RED Yesterday, PetaPixel broke the news that Nikon paid what appears to be a pittance for RED Cinema: just $85 million. Looking at the industry’s past acquisitions, we can better contextualize this number. For starters, camera companies don’t buy other camera companies very often, which is why it was such a surprise to hear that Nikon had purchased RED to begin with. The first one that stood out was Sony’s acquisition of Konica Minolta in 2006. However, that sentence alone is a bit misleading, as Sony didn’t outright buy Konica Minolta or even acquire one whole division. Rather, it picked and chose parts that it swapped in exchange for shares and other compensation. Additionally, Sony famously obfuscates its financials, further complicating things. As a side note, apparently Konica Minolta didn’t want to exit the photo industry but was instead looking to partner with Sony. Sony refused this arrangement and said it would either take the assets or leave Konica Minolta to its own devices. It caved, sold assets to Sony, and then exited the photography business in September 2006. But from FY2006 to FY2007, Konica Minolta reported a loss of 29.9 billion yen ($192 million) in its imaging business operations, “as a result of the process of shrinking and exiting this business.” Additionally, “during the interim period, we reported a decline in sales of ¥29.9 billion accompanying the full termination of this business.” It’s not really possible to conclude much from that, but it does provide a sense of what the revenue for Konica Minolta’s imaging business was right before it was sold, but the division was clearly not healthy. As for Konica Minolta, Sony never had a press release about the purchase of certain assets, and Konica Minolta just published a couple of public statements with no financials included.
In summary, it’s hard to say if Sony paid less or more for the assets of Konica Minolta than Nikon paid for RED. RED So that isn’t very helpful, but a more recent acquisition is far more telling: Japan Industrial Partners’ (JIP) acquisition of the Olympus imaging division, now known as OM System. OM System was created and the transfer of shares finalized in 2021 and in none of the publicly-facing documentation that came as part of the showed the actual value that JIP paid. However, in the financial documents published by Olympus later that financial year, the company states the cost of its “divestiture of the imaging business” as 44.7 billion yen, or about $286.9 million (in today’s exchange rate; it would have been higher in 2021). While it is not a one-to-one comparison since we aren’t sure if that’s what JIP ended up paying, it is far more telling than what we got out of Sony’s purchase of Konica Minolta since it puts a price on the divestiture, not just decreased sales. It has been argued that perhaps RED was not doing well, leading to the very low sales price and if that’s the case, the comparison to OM System still holds, as Olympus divested from cameras specifically because it said its imaging business wasn’t healthy. Even if you were to argue that lenses are half of OM System’s business (which is likely a high estimate), its camera division alone would have then been worth $143.5 million — still a lot more than what Nikon paid for RED. Here are some other numbers worth considering: Sony bought an AMD chip plant in 1990 for $55 million. It bought another chip plant, Renesas, in 2014 for $72 million. Sony also bought Toshiba’s image sensor business in 2015 for $155 million and bought Altair Semiconductor in 2016 for $212 million. Adding to its infinity gauntlet of businesses, Sony also bought a Toshiba image sensor chip plant in 2011 for $648 million. Sony also bought an 11.46% stake in Olympus in 2012 for $600 million, although it no longer owns those shares. 500px sold in 2018 for $17 million. Adobe tried to buy Figma for $20 billion, but that failed — but not because Adobe wouldn’t have paid it. So No, It’s Not Very Much If it doesn’t sound like RED Cinema sold for much, that’s because it did not — at least not compared to what we know about the value of similar businesses. So why was it so low?

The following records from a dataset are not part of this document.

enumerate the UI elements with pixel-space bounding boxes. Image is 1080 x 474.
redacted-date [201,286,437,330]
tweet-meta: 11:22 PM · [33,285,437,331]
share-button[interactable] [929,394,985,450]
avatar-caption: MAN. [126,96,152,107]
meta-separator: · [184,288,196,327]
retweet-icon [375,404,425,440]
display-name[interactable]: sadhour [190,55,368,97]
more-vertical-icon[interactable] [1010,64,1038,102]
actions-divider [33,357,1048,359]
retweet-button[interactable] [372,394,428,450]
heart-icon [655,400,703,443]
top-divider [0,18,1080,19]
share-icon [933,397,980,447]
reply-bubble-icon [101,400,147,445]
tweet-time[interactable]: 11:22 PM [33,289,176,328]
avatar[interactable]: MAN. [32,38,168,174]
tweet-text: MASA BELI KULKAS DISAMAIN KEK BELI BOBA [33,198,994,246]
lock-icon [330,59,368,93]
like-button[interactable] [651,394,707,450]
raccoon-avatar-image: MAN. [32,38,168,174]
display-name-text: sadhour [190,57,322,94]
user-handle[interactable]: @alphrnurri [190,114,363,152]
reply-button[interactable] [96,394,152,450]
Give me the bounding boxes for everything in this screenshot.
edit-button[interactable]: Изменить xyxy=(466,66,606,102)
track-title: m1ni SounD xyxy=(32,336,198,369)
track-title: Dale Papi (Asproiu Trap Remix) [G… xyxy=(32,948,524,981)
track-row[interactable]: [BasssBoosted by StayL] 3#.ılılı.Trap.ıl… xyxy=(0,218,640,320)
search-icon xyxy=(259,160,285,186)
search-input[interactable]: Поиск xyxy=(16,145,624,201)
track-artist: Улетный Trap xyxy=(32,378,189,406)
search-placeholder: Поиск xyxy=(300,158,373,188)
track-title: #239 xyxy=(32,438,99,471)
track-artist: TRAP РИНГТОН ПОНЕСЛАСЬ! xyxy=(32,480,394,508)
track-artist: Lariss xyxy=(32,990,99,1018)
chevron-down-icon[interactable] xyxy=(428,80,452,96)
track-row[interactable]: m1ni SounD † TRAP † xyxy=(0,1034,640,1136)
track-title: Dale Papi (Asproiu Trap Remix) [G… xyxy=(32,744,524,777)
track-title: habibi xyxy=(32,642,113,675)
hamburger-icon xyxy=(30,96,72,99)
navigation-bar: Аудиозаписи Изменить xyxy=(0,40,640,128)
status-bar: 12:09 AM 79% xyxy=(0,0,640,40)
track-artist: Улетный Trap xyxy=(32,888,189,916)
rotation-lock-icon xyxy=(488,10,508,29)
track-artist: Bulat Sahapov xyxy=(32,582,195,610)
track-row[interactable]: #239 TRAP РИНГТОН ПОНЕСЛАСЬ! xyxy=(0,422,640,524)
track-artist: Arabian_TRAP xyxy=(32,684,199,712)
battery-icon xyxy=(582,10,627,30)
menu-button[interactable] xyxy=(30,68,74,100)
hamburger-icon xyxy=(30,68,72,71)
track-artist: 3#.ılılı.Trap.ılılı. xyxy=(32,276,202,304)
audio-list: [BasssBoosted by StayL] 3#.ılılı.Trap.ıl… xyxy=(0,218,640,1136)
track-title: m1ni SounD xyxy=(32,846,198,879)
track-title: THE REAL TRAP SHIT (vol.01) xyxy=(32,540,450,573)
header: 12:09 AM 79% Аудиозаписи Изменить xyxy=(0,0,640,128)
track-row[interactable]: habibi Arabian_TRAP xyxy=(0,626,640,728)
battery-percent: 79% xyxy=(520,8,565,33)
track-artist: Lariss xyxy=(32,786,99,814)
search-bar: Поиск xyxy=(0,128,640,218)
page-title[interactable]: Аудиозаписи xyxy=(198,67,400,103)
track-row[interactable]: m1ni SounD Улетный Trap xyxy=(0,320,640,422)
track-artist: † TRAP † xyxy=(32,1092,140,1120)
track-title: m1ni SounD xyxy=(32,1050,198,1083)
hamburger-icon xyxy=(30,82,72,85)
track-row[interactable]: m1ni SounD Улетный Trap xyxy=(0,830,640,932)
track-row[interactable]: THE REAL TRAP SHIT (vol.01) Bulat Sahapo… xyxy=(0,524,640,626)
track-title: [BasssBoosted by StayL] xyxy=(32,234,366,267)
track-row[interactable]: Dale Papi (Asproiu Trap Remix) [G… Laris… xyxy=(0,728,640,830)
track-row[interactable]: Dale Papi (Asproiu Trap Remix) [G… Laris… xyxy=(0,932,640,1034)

We don’t know what kind of debt Nikon absorbed with its acquisition of RED and if there is a lot, that could have been a major reason why RED didn’t ask for much cash up front. It’s possible that RED’s business was extremely unhealthy and it was desperate to find a buyer and took the only offer on the table. It’s also possible that RED was financially fine, but was looking for a partner, found one in Nikon, and decided to take a low offer so that there would be enough cash to support future growth of the brand under combined ownership. From left to right: Tommy Rios, RED Co-CEO; Sean McHugh, RED Co-COO; Keiji Oishi, RED CEO; Hiroyuki Ikegami, Executive VP and General Manager, Nikon Imaging Business Unit; Jeff Goodman, RED VP, Product Management Many of RED’s executives have kept leadership roles, so that would affect purchase price — albeit probably not by much. But Nikon seemingly did buy everything and everyone which can keep a purchase price down or boost it up, depending on whether RED was profitable or not — which we don’t know. Whatever the case, Nikon is extremely excited about its new asset — that much was clear from the in-person interviews I had with them last month. They’re fired up and we can be certain to see the fruits of this partnership start to ripen within the next few years.